Mar 29, 2022 - Economy & Business

Lee quietly slashes jobs following hostile takeover attempt

Illustration of a skull and bones made out of newspaper
Illustration: Sarah Grillo/Axios

Lee Enterprises has been quietly laying off top editors and other staff across its local papers. The cost-cutting moves come after an unsolicited takeover bid from Alden Global Capital, a hedge fund known for consolidating local news for profit.

Why it matters: Journalists at Lee-owned papers across the U.S. say that at this point, they don't know whether staying independent or a hedge fund takeover is worse. "If Alden is a cancer on journalism, Lee is COVID, MRSA and SARS," one former editor told Axios.

Data: Yahoo! Finance; Chart: Axios Visuals
Data: Yahoo! Finance; Chart: Axios Visuals

Details: At least eight staffers — many of them top editors — have been laid off across five newsrooms in the past two months at various local papers owned by Lee, one of the last remaining independent local newspaper companies.

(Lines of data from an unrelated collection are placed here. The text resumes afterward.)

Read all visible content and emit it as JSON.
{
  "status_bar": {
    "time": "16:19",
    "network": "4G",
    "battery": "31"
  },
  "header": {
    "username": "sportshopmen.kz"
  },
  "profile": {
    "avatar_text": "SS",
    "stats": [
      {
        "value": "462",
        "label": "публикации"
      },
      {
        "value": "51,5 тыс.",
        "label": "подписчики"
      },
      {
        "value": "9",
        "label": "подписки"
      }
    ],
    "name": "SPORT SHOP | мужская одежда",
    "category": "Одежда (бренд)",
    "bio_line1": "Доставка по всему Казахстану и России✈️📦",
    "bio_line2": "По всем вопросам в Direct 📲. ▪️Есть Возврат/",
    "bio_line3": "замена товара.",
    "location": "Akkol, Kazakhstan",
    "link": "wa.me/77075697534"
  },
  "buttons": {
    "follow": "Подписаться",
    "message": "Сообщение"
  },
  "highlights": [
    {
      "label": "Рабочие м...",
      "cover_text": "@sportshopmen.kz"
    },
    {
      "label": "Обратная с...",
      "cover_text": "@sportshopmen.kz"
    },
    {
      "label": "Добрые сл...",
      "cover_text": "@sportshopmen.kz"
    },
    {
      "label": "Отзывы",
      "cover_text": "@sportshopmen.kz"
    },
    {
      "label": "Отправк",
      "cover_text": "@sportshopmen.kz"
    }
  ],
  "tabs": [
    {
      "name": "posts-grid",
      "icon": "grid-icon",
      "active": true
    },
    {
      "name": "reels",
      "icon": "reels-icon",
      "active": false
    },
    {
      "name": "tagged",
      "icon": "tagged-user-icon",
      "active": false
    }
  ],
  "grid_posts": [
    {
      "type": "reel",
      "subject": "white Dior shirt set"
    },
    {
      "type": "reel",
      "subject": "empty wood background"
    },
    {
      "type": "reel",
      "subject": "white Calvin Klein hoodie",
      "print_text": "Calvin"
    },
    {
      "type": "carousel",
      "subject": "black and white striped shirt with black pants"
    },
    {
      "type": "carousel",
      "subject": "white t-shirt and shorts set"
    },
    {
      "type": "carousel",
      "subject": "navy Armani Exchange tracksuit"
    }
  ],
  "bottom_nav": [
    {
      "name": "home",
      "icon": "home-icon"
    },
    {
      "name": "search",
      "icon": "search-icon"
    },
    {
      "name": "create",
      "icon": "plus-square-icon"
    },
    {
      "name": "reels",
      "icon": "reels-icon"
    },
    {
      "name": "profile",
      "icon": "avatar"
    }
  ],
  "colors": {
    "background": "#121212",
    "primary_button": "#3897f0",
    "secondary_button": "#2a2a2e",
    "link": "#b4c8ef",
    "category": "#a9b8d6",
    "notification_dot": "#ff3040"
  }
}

  • The Richmond Times-Dispatch lost three staffers to layoffs in mid-February (Disclosure: One of those staffers currently works on a part-time basis for Axios).
  • The Bristol Herald Courier laid off its city editor in early February.
  • The Omaha World-Herald laid off at least two editors in February.
  • The Greensboro News and Record and the Winston-Salem Journal's executive editor was laid off in February, according to two sources familiar with the situation.
  • The Free Lance-Star lost its executive editor. A new managing editor was announced shortly after. Lee never publicly acknowledged the cut.

Catch up quick: Alden first presented a hostile takeover bid for Lee last November, sparking panic among journalists, local news advocates and regulators.

  • Lee quickly enacted a "poison pill," a corporate tactic to give Lee shareholders more time to review Alden's proposal.
  • In response, Alden quickly tried to nominate directors to Lee's board, which Lee promptly rejected. A court upheld Lee's decision in February. Lee's shareholders reelected all three of Lee's board nominees at its March shareholders meeting.
  • Alden's reputation for gutting newsrooms includes laying off nearly one-third of the Denver Post's newsroom in 2018 and implementing steep buyouts after acquiring the Chicago Tribune in 2021.

Be smart: In its Feb. 3 investor presentation, Lee didn't mention the hedge fund's reputation for dismantling entire newsrooms but noted "Alden is viewed skeptically by newsrooms, journalists and newspaper staffers across the industry, and Lee's employees are concerned about their futures."

Between the lines: Former and current staffers of Lee-owned papers suggested to Axios that Lee is using Alden's track record of buyouts and cuts to try to dissuade investors from approving a hostile takeover, even though Lee itself has cut from its newsrooms in recent years.

  • Lee laid off at least 70 staffers, many in editorial, across several states amid the pandemic, in addition to implementing furloughs and cost-cutting measures, according to Poynter.
  • Former Lee employees told Axios and have publicly expressed their frustration over payouts to Lee management amid the newsroom cuts.
  • The Omaha World-Herald Guild tweeted, "Rational folks would be right to question why Lee is dolling out that much money to executives during a hostile takeover attempt, let alone while they gut newsroom and newspapers."

By the numbers: Alden offered to acquire Lee for $24 per share, a 30% premium on Lee's share price at market close the previous business day before Alden's initial proposal.

  • Following Alden's hostile takeover bid, Lee's stock skyrocketed to a high of $43.21 in January.
  • But today, Lee trades at $26 per share — just two dollars north of Alden's bid, which it hasn't budged on.

The big picture: Over the past two quarters, Lee's quarterly revenues have either declined or grown modestly compared to the prior year, while compensation continues to grow.

  • Lee declined to comment for this story.